The presidents of Germany and Poland opened daylong observances of the 80th anniversary of the start of World War II on Sunday with a ceremony filled with the spirit of reconciliation and Germany’s humility in the face of the suffering it inflicted during the war.
The ceremony was held in Wielun, a central Polish town that was the first target of Nazi Germany’s deadly bombings.
Attended by German President Frank-Walter Steinmeier and Polish counterpart Andrzej Duda, the observances started at 4:40 a.m., the exact hour that, according to survivors, the war’s first bombs fell, killing civilians.
The presidents, local officials and residents, among them survivors of the bombings, observed a minute of silence in memory of an estimated 2,000 victims.
Speaking in German and Polish, Steinmeier asked forgiveness.
“I bow my head before the victims of the attack in Wielun, I bow my head before the Polish victims of German tyranny and I ask forgiveness,” Steinmeier said. “We are deeply grateful for Poland’s hand extended in a gesture of forgiveness.”
“As the president of Germany I want to assure you that we will not forget, we will always remember about this, we want to remember and we are taking this responsibility that our history has imposed on us,” Steinmeier said.
Duda thanked Steinmeier for attending the painful anniversary and said it was a form of giving “moral satisfaction.”
“Mr. President, thank you for your presence and your attitude,” Duda said. “I can see a man who has come with humility, a bowed head in order to pay homage … to share the pain.”
“Do you, gathered here, think it is easy to come to the town that has been destroyed by the Germans? To look in the eyes of those who have survived?” Duda asked of those attending.
Minutes later, Polish Prime Minister Mateusz Morawiecki and European Union senior official Frans Timmermans led observances at Westerplatte Peninsula, on the Baltic coast, the site of the war’s first battle as Polish troops put up resistance.

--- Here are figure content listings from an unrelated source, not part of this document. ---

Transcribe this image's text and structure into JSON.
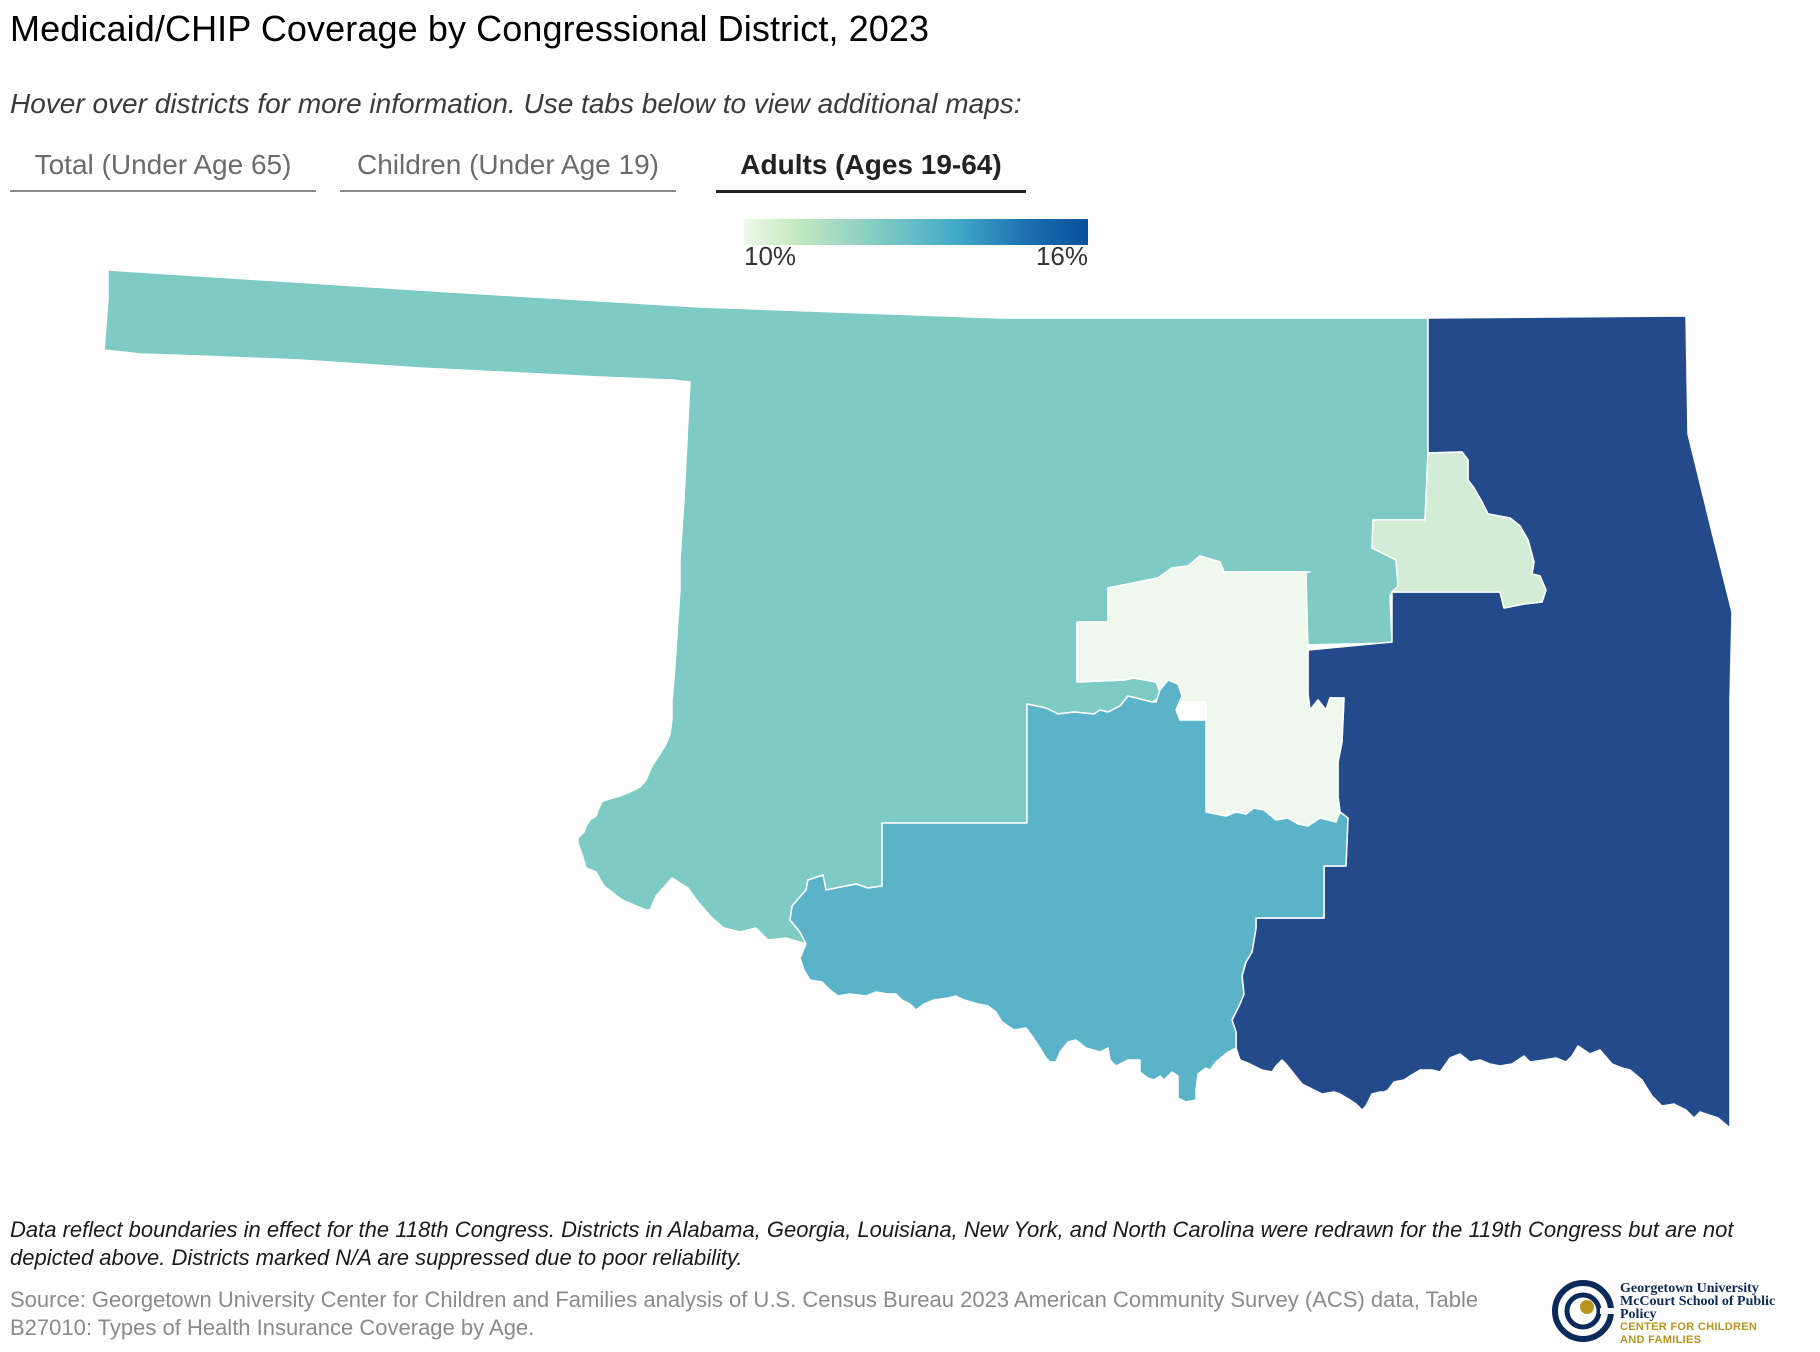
{
  "title": "Medicaid/CHIP Coverage by Congressional District, 2023",
  "subtitle": "Hover over districts for more information. Use tabs below to view additional maps:",
  "tabs": [
    {
      "label": "Total (Under Age 65)",
      "active": false
    },
    {
      "label": "Children (Under Age 19)",
      "active": false
    },
    {
      "label": "Adults (Ages 19-64)",
      "active": true
    }
  ],
  "legend": {
    "min_label": "10%",
    "max_label": "16%",
    "colors": [
      "#edf8e9",
      "#c7e9c0",
      "#7ecac4",
      "#41a9c9",
      "#1d6fb1",
      "#08519c"
    ]
  },
  "map": {
    "state": "Oklahoma",
    "districts": [
      {
        "id": "ok-3",
        "color": "#7ecac4"
      },
      {
        "id": "ok-2",
        "color": "#234a8a"
      },
      {
        "id": "ok-1",
        "color": "#d3ecd6"
      },
      {
        "id": "ok-5",
        "color": "#eff8ec"
      },
      {
        "id": "ok-4",
        "color": "#5ab3c8"
      }
    ]
  },
  "note": "Data reflect boundaries in effect for the 118th Congress. Districts in Alabama, Georgia, Louisiana, New York, and North Carolina were redrawn for the 119th Congress but are not depicted above. Districts marked N/A are suppressed due to poor reliability.",
  "source": "Source: Georgetown University Center for Children and Families analysis of U.S. Census Bureau 2023 American Community Survey (ACS) data, Table B27010: Types of Health Insurance Coverage by Age.",
  "logo": {
    "line1": "Georgetown University",
    "line2": "McCourt School of Public Policy",
    "line3": "CENTER FOR CHILDREN",
    "line4": "AND FAMILIES",
    "colors": {
      "navy": "#0b2a5b",
      "gold": "#b8941e"
    }
  }
}
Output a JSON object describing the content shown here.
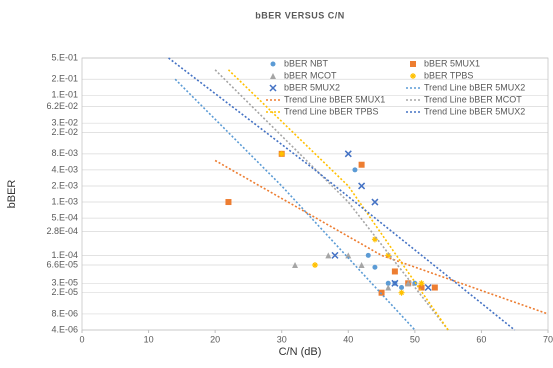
{
  "chart_data": {
    "type": "scatter",
    "title": "bBER VERSUS C/N",
    "x_label": "C/N (dB)",
    "y_label": "bBER",
    "xlim": [
      0,
      70
    ],
    "xticks": [
      0,
      10,
      20,
      30,
      40,
      50,
      60,
      70
    ],
    "ylim": [
      4e-06,
      0.5
    ],
    "y_log": true,
    "grid": true,
    "legend": "top-right",
    "yticks": [
      {
        "value": 0.5,
        "label": "5.E-01"
      },
      {
        "value": 0.2,
        "label": "2.E-01"
      },
      {
        "value": 0.1,
        "label": "1.E-01"
      },
      {
        "value": 0.062,
        "label": "6.2E-02"
      },
      {
        "value": 0.03,
        "label": "3.E-02"
      },
      {
        "value": 0.02,
        "label": "2.E-02"
      },
      {
        "value": 0.008,
        "label": "8.E-03"
      },
      {
        "value": 0.004,
        "label": "4.E-03"
      },
      {
        "value": 0.002,
        "label": "2.E-03"
      },
      {
        "value": 0.001,
        "label": "1.E-03"
      },
      {
        "value": 0.0005,
        "label": "5.E-04"
      },
      {
        "value": 0.00028,
        "label": "2.8E-04"
      },
      {
        "value": 0.0001,
        "label": "1.E-04"
      },
      {
        "value": 6.6e-05,
        "label": "6.6E-05"
      },
      {
        "value": 3e-05,
        "label": "3.E-05"
      },
      {
        "value": 2e-05,
        "label": "2.E-05"
      },
      {
        "value": 8e-06,
        "label": "8.E-06"
      },
      {
        "value": 4e-06,
        "label": "4.E-06"
      }
    ],
    "series": [
      {
        "name": "bBER NBT",
        "color": "#5b9bd5",
        "marker": "circle",
        "x": [
          41,
          43,
          44,
          46,
          47,
          48,
          50
        ],
        "values": [
          0.004,
          0.0001,
          6e-05,
          3e-05,
          3e-05,
          2.5e-05,
          3e-05
        ]
      },
      {
        "name": "bBER 5MUX1",
        "color": "#ed7d31",
        "marker": "square",
        "x": [
          22,
          30,
          42,
          45,
          47,
          49,
          51,
          53
        ],
        "values": [
          0.001,
          0.008,
          0.005,
          2e-05,
          5e-05,
          3e-05,
          2.5e-05,
          2.5e-05
        ]
      },
      {
        "name": "bBER MCOT",
        "color": "#a5a5a5",
        "marker": "triangle",
        "x": [
          32,
          37,
          40,
          42,
          46,
          49
        ],
        "values": [
          6.6e-05,
          0.0001,
          0.0001,
          6.6e-05,
          2.5e-05,
          3e-05
        ]
      },
      {
        "name": "bBER TPBS",
        "color": "#ffc000",
        "marker": "star",
        "x": [
          30,
          35,
          44,
          46,
          48,
          51
        ],
        "values": [
          0.008,
          6.6e-05,
          0.0002,
          0.0001,
          2e-05,
          3e-05
        ]
      },
      {
        "name": "bBER 5MUX2",
        "color": "#4472c4",
        "marker": "cross",
        "x": [
          38,
          40,
          42,
          44,
          47,
          52
        ],
        "values": [
          0.0001,
          0.008,
          0.002,
          0.001,
          3e-05,
          2.5e-05
        ]
      },
      {
        "name": "Trend Line bBER 5MUX2",
        "color": "#5b9bd5",
        "marker": "line",
        "x": [
          14,
          30,
          50
        ],
        "values": [
          0.2,
          0.002,
          4e-06
        ]
      },
      {
        "name": "Trend Line  bBER 5MUX1",
        "color": "#ed7d31",
        "marker": "line",
        "x": [
          20,
          45,
          70
        ],
        "values": [
          0.006,
          0.0001,
          8e-06
        ]
      },
      {
        "name": "Trend Line bBER MCOT",
        "color": "#a5a5a5",
        "marker": "line",
        "x": [
          20,
          40,
          55
        ],
        "values": [
          0.3,
          0.001,
          4e-06
        ]
      },
      {
        "name": "Trend Line bBER TPBS",
        "color": "#ffc000",
        "marker": "line",
        "x": [
          22,
          40,
          55
        ],
        "values": [
          0.3,
          0.002,
          4e-06
        ]
      },
      {
        "name": "Trend Line bBER 5MUX2",
        "color": "#4472c4",
        "marker": "line",
        "x": [
          13,
          35,
          65
        ],
        "values": [
          0.5,
          0.004,
          4e-06
        ]
      }
    ]
  }
}
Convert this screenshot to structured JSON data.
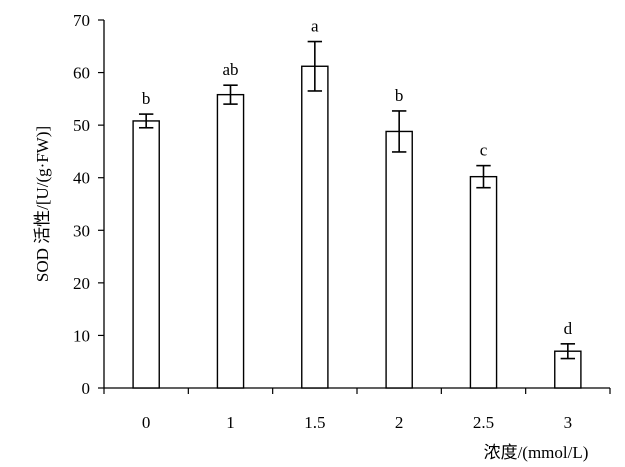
{
  "chart_data": {
    "type": "bar",
    "categories": [
      "0",
      "1",
      "1.5",
      "2",
      "2.5",
      "3"
    ],
    "values": [
      50.8,
      55.8,
      61.2,
      48.8,
      40.2,
      7.0
    ],
    "errors": [
      1.3,
      1.8,
      4.7,
      3.9,
      2.1,
      1.4
    ],
    "significance": [
      "b",
      "ab",
      "a",
      "b",
      "c",
      "d"
    ],
    "title": "",
    "xlabel": "浓度/(mmol/L)",
    "ylabel": "SOD 活性/[U/(g·FW)]",
    "ylim": [
      0,
      70
    ],
    "yticks": [
      0,
      10,
      20,
      30,
      40,
      50,
      60,
      70
    ],
    "grid": false,
    "legend": "none",
    "bar_fill": "#ffffff",
    "bar_stroke": "#000000"
  }
}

U.S. Vice President Mike Pence, German Chancellor Angela Merkel and many other leaders will also attend the main event in Warsaw.
The invasion of Poland by Nazi German troops on Sept. 1, 1939, marks the outbreak of World War II.
Poland remained under German occupation for more than five years and lost about a fifth of its population, including the vast majority of its 3 million Jewish citizens, Hy”d.
Today Germany is Poland’s closest partner in the EU and also in trade and economy.